We must protect our frontline healthcare workers. As hard as it can be, our efforts at physical isolation do save lives. An article this week in CNN quoted the director of the CDC Robert Redfield explaining that social distancing is “one of the most powerful weapons” against COVID-19, “If we can just maximize that social distancing, we can limit this virus’s ability.”
The good news is that most Americans (regardless of their political affiliation) are up to this task.
There are other ways to help, too. Support your local businesses in any way you can. Check in on your neighbors. And, if you’ve recovered from COVID by at least 2 weeks, you can donate plasma to help in treatment of coronavirus patients. Go to the Red Cross website for more information: www.redcrossblood.org/plasma4covid.
Finally, one last message that may have been lost in coronavirus mania. People still experience health emergencies during a pandemic. Chest pain, arm weakness or severe headaches are potentially deadly and need to be treated as such. Fear of contracting coronavirus in a waiting room shouldn’t prevent seeking care when that care is necessary. If you aren’t sure, call your doctor. Despite advising patients not to be evaluated in the office if unnecessary (for their own safety), most doctors are still physically in their offices.

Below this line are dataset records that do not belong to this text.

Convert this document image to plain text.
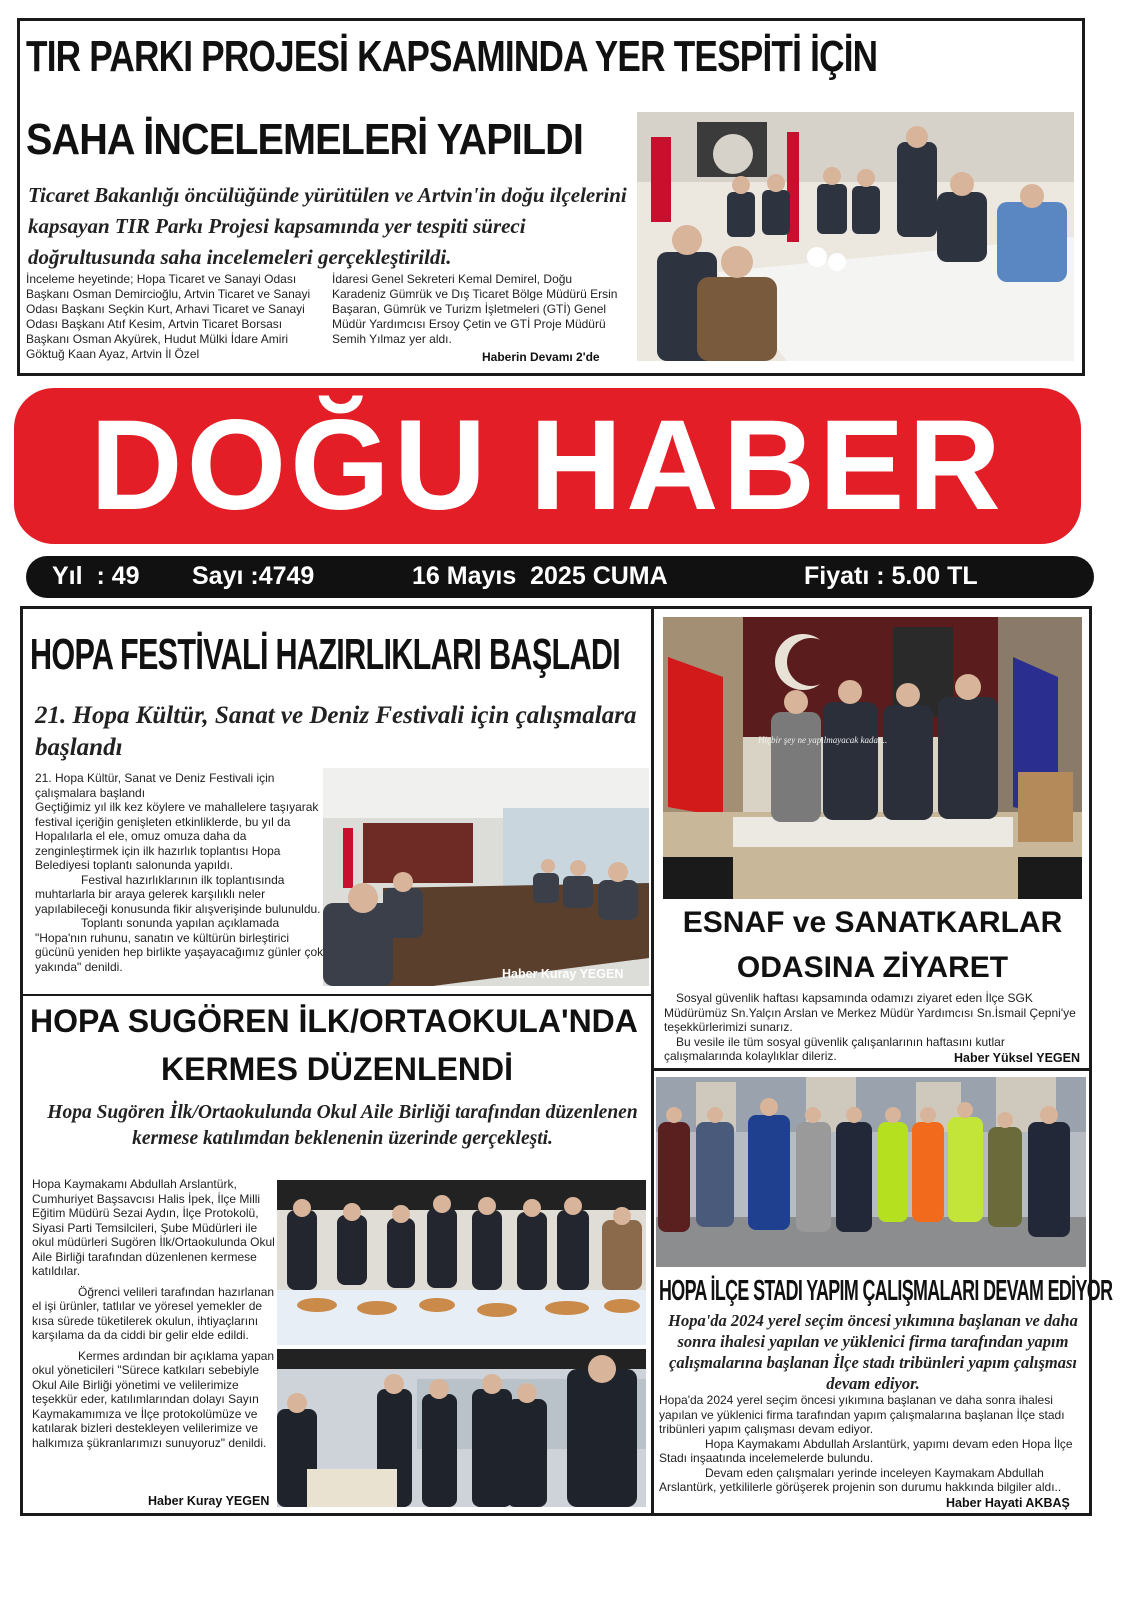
TIR PARKI PROJESİ KAPSAMINDA YER TESPİTİ İÇİN
SAHA İNCELEMELERİ YAPILDI
Ticaret Bakanlığı öncülüğünde yürütülen ve Artvin'in doğu ilçelerini kapsayan TIR Parkı Projesi kapsamında yer tespiti süreci doğrultusunda saha incelemeleri gerçekleştirildi.
İnceleme heyetinde; Hopa Ticaret ve Sanayi Odası Başkanı Osman Demircioğlu, Artvin Ticaret ve Sanayi Odası Başkanı Seçkin Kurt, Arhavi Ticaret ve Sanayi Odası Başkanı Atıf Kesim, Artvin Ticaret Borsası Başkanı Osman Akyürek, Hudut Mülki İdare Amiri Göktuğ Kaan Ayaz, Artvin İl Özel
İdaresi Genel Sekreteri Kemal Demirel, Doğu Karadeniz Gümrük ve Dış Ticaret Bölge Müdürü Ersin Başaran, Gümrük ve Turizm İşletmeleri (GTİ) Genel Müdür Yardımcısı Ersoy Çetin ve GTİ Proje Müdürü Semih Yılmaz yer aldı.
Haberin Devamı 2'de
DOĞU HABER
Yıl  : 49 Sayı :4749	16 Mayıs  2025 CUMA	Fiyatı : 5.00 TL
HOPA FESTİVALİ HAZIRLIKLARI BAŞLADI
21. Hopa Kültür, Sanat ve Deniz Festivali için çalışmalara başlandı
21. Hopa Kültür, Sanat ve Deniz Festivali için çalışmalara başlandı
Geçtiğimiz yıl ilk kez köylere ve mahallelere taşıyarak festival içeriğin genişleten etkinliklerde, bu yıl da Hopalılarla el ele, omuz omuza daha da zenginleştirmek için ilk hazırlık toplantısı Hopa Belediyesi toplantı salonunda yapıldı.
Festival hazırlıklarının ilk toplantısında muhtarlarla bir araya gelerek karşılıklı neler yapılabileceği konusunda fikir alışverişinde bulunuldu.
Toplantı sonunda yapılan açıklamada "Hopa'nın ruhunu, sanatın ve kültürün birleştirici gücünü yeniden hep birlikte yaşayacağımız günler çok yakında" denildi.
Haber Kuray YEGEN
HOPA SUGÖREN İLK/ORTAOKULA'NDA
KERMES DÜZENLENDİ
Hopa Sugören İlk/Ortaokulunda Okul Aile Birliği tarafından düzenlenen kermese katılımdan beklenenin üzerinde gerçekleşti.
Hopa Kaymakamı Abdullah Arslantürk, Cumhuriyet Başsavcısı Halis İpek, İlçe Milli Eğitim Müdürü Sezai Aydın, İlçe Protokolü, Siyasi Parti Temsilcileri, Şube Müdürleri ile okul müdürleri Sugören İlk/Ortaokulunda Okul Aile Birliği tarafından düzenlenen kermese katıldılar.
Öğrenci velileri tarafından hazırlanan el işi ürünler, tatlılar ve yöresel yemekler de kısa sürede tüketilerek okulun, ihtiyaçlarını karşılama da da ciddi bir gelir elde edildi.
Kermes ardından bir açıklama yapan okul yöneticileri "Sürece katkıları sebebiyle Okul Aile Birliği yönetimi ve velilerimize teşekkür eder, katılımlarından dolayı Sayın Kaymakamımıza ve İlçe protokolümüze ve katılarak bizleri destekleyen velilerimize ve halkımıza şükranlarımızı sunuyoruz" denildi.
Haber Kuray YEGEN
Hiçbir şey ne yapılmayacak kadar...
ESNAF ve SANATKARLAR
ODASINA ZİYARET
Sosyal güvenlik haftası kapsamında odamızı ziyaret eden İlçe SGK Müdürümüz Sn.Yalçın Arslan ve Merkez Müdür Yardımcısı Sn.İsmail Çepni'ye teşekkürlerimizi sunarız.
Bu vesile ile tüm sosyal güvenlik çalışanlarının haftasını kutlar çalışmalarında kolaylıklar dileriz.	Haber Yüksel YEGEN
HOPA İLÇE STADI YAPIM ÇALIŞMALARI DEVAM EDİYOR
Hopa'da 2024 yerel seçim öncesi yıkımına başlanan ve daha sonra ihalesi yapılan ve yüklenici firma tarafından yapım çalışmalarına başlanan İlçe stadı tribünleri yapım çalışması devam ediyor.
Hopa'da 2024 yerel seçim öncesi yıkımına başlanan ve daha sonra ihalesi yapılan ve yüklenici firma tarafından yapım çalışmalarına başlanan İlçe stadı tribünleri yapım çalışması devam ediyor.
Hopa Kaymakamı Abdullah Arslantürk, yapımı devam eden Hopa İlçe Stadı inşaatında incelemelerde bulundu.
Devam eden çalışmaları yerinde inceleyen Kaymakam Abdullah Arslantürk, yetkililerle görüşerek projenin son durumu hakkında bilgiler aldı..
Haber Hayati AKBAŞ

Telemedicine is convenient, especially for my elderly patients who have trouble getting rides from busy family members to their appointments. Telemedicine is often adequate for routine complaints and reviewing tests (and for triage to determine if a patient really needs an in-person evaluation). Telemedicine is likely here to stay, which I believe is a positive result of the pandemic. Of course, telemedicine can never fully replace office visits. There is still value in human touch, even if it is must be (temporarily) delayed. Or when it takes place through gloves.